I’ve been running the development version of Ubuntu 6.06 (Dapper Drake) on all my machines since GNOME 2.14 was released on March 15th, without too much trouble. When I ran my daily upgrade yesterday, I noticed the artwork started to mention Dapper Beta. Today, Dapper officially enters Beta status, so the release should be more or less in its final form. Now you can read the Beta Announcement and drool over the great new features. If you can, try out the Beta and report any remainging bugs!

Dapper is different from previous Ubuntu releases. It is the culmination of lessons learned from the first three releases and will be the first one to receive three years of support for desktop installations and five years for servers, which makes it comparable to the expensive “enterprise” distributions from Red Hat and SUSE. The difference is of course that Ubuntu will never have a separate “enterprise” release but all Ubuntu users get the best possible distribution for free. This is great for corporate users and others who value extremely stable platforms but it has another consequense as well, for those who enjoy living on the edge: the freedom to experiment on the release coming up after Dapper, the Edgy Eft!

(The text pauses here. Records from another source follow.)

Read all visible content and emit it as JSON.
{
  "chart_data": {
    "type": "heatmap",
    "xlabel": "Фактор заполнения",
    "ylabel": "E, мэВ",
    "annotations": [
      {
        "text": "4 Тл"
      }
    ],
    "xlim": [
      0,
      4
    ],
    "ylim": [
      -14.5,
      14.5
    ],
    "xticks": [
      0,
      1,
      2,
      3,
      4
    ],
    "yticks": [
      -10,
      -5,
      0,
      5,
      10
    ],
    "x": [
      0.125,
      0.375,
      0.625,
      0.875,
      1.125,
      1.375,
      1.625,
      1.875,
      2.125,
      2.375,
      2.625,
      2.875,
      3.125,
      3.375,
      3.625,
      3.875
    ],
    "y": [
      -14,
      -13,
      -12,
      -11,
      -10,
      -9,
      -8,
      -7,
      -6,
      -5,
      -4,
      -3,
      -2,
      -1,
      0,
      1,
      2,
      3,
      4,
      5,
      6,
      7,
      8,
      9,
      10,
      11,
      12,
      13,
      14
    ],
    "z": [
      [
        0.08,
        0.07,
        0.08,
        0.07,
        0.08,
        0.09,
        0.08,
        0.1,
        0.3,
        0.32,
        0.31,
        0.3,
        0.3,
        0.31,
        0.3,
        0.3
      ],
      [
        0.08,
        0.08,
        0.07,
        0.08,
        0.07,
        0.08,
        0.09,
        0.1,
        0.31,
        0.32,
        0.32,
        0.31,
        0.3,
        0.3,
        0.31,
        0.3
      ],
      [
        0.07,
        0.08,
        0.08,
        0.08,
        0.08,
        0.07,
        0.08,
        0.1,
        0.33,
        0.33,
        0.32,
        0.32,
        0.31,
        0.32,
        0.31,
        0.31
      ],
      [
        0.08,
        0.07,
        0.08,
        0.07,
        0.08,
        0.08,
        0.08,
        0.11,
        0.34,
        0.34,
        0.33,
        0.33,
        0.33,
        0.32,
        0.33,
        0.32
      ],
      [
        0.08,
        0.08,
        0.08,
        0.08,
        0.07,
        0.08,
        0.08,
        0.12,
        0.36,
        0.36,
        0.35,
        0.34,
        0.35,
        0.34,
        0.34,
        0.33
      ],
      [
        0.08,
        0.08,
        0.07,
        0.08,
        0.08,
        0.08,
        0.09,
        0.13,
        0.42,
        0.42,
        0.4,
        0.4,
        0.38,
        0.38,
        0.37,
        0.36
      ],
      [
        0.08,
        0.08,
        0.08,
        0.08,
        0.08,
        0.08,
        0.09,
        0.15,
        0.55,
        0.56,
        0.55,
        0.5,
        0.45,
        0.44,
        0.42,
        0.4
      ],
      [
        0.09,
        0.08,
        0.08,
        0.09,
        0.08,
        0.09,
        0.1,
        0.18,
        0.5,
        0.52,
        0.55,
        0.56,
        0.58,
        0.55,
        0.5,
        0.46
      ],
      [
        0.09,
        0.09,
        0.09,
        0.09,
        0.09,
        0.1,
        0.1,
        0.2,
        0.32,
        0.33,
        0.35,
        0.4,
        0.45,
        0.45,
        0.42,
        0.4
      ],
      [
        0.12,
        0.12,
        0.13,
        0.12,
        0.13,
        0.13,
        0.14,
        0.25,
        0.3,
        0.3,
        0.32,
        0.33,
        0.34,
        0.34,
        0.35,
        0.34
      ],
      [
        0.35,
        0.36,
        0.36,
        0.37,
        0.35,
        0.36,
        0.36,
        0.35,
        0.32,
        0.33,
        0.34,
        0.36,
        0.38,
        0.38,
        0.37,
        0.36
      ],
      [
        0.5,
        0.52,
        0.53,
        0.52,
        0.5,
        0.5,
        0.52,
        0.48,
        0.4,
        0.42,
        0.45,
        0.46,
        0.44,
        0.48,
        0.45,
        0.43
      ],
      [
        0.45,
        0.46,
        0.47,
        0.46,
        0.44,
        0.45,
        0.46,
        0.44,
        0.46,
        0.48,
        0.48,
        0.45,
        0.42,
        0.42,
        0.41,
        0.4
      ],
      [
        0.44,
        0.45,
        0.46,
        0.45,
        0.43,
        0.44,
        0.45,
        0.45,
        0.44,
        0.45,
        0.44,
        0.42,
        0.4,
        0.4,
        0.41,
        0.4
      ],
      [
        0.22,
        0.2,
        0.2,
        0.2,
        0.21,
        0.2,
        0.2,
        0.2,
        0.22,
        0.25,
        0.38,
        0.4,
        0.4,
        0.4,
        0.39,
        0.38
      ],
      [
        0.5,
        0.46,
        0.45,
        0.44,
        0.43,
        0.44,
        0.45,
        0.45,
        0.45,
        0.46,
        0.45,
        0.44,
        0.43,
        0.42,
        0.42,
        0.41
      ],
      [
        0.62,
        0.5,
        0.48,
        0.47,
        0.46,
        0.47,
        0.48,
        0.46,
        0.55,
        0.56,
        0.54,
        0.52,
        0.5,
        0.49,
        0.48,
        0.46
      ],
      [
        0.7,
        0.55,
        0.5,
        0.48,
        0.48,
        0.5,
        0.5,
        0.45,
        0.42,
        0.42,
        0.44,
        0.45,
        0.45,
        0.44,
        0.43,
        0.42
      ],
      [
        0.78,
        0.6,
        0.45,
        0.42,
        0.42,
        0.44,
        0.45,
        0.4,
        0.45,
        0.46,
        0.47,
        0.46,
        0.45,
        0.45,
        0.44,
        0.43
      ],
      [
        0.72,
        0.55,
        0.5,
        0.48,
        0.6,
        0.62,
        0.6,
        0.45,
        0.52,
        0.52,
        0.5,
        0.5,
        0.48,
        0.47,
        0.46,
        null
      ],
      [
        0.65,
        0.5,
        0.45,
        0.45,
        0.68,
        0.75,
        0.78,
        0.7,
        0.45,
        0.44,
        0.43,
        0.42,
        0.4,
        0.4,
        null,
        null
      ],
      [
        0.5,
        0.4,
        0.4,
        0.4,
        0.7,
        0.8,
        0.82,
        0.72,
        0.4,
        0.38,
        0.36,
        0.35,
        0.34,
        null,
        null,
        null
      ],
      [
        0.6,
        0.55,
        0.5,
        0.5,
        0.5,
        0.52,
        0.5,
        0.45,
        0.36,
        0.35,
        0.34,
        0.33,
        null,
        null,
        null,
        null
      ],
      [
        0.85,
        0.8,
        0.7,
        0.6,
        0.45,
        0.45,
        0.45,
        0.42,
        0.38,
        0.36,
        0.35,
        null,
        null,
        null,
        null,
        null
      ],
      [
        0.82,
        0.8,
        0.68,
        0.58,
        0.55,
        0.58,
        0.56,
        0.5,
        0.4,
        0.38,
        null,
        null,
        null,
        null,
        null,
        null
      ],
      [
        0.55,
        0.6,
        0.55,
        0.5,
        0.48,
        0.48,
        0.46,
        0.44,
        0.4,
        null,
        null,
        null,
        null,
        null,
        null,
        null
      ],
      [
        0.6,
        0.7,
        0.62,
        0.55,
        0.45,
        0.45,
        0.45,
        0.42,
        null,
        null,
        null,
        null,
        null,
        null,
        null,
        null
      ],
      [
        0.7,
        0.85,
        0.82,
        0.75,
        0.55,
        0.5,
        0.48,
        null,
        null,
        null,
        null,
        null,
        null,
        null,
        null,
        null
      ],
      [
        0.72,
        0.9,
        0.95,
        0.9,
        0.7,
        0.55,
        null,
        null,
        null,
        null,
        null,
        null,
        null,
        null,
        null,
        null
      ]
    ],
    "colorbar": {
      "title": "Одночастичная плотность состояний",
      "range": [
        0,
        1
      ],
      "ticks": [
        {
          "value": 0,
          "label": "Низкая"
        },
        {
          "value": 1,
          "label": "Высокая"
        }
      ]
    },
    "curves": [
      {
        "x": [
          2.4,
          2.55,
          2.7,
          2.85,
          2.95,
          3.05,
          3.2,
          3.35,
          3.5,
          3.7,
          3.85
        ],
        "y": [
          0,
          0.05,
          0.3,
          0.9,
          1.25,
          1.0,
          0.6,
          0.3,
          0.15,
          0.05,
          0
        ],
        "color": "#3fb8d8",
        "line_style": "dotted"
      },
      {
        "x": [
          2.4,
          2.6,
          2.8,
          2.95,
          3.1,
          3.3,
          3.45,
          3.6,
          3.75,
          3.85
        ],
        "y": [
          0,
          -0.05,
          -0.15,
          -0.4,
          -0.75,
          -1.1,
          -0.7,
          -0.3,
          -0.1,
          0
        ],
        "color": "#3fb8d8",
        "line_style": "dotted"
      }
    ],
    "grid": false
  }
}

Following a rock solid release such as Dapper, the Ubuntu community can again freely concentrate on exploring new, exciting technologies for the next releases. Ubuntu leader Mark Shuttleworth, A.K.A sabdfl, opened yesterday the planning period for the next release, giving the community free hands to experiment, imposing almost “zero from-the-top requirements” for the release. We can afford this because of the long support for Dapper. Those who want to keep running a solid release can still enjoy Dapper while the more adventurous users can venture to the unknown with Edgy Eft. I’m sure that will be very exciting. I’m already anxious to try out Xen, wobbly windows on Xgl/AIGXL, and whatever the Ubuntu hackers come up with. Let’s first get Dapper out though, and make sure it’s the most awesome system to date!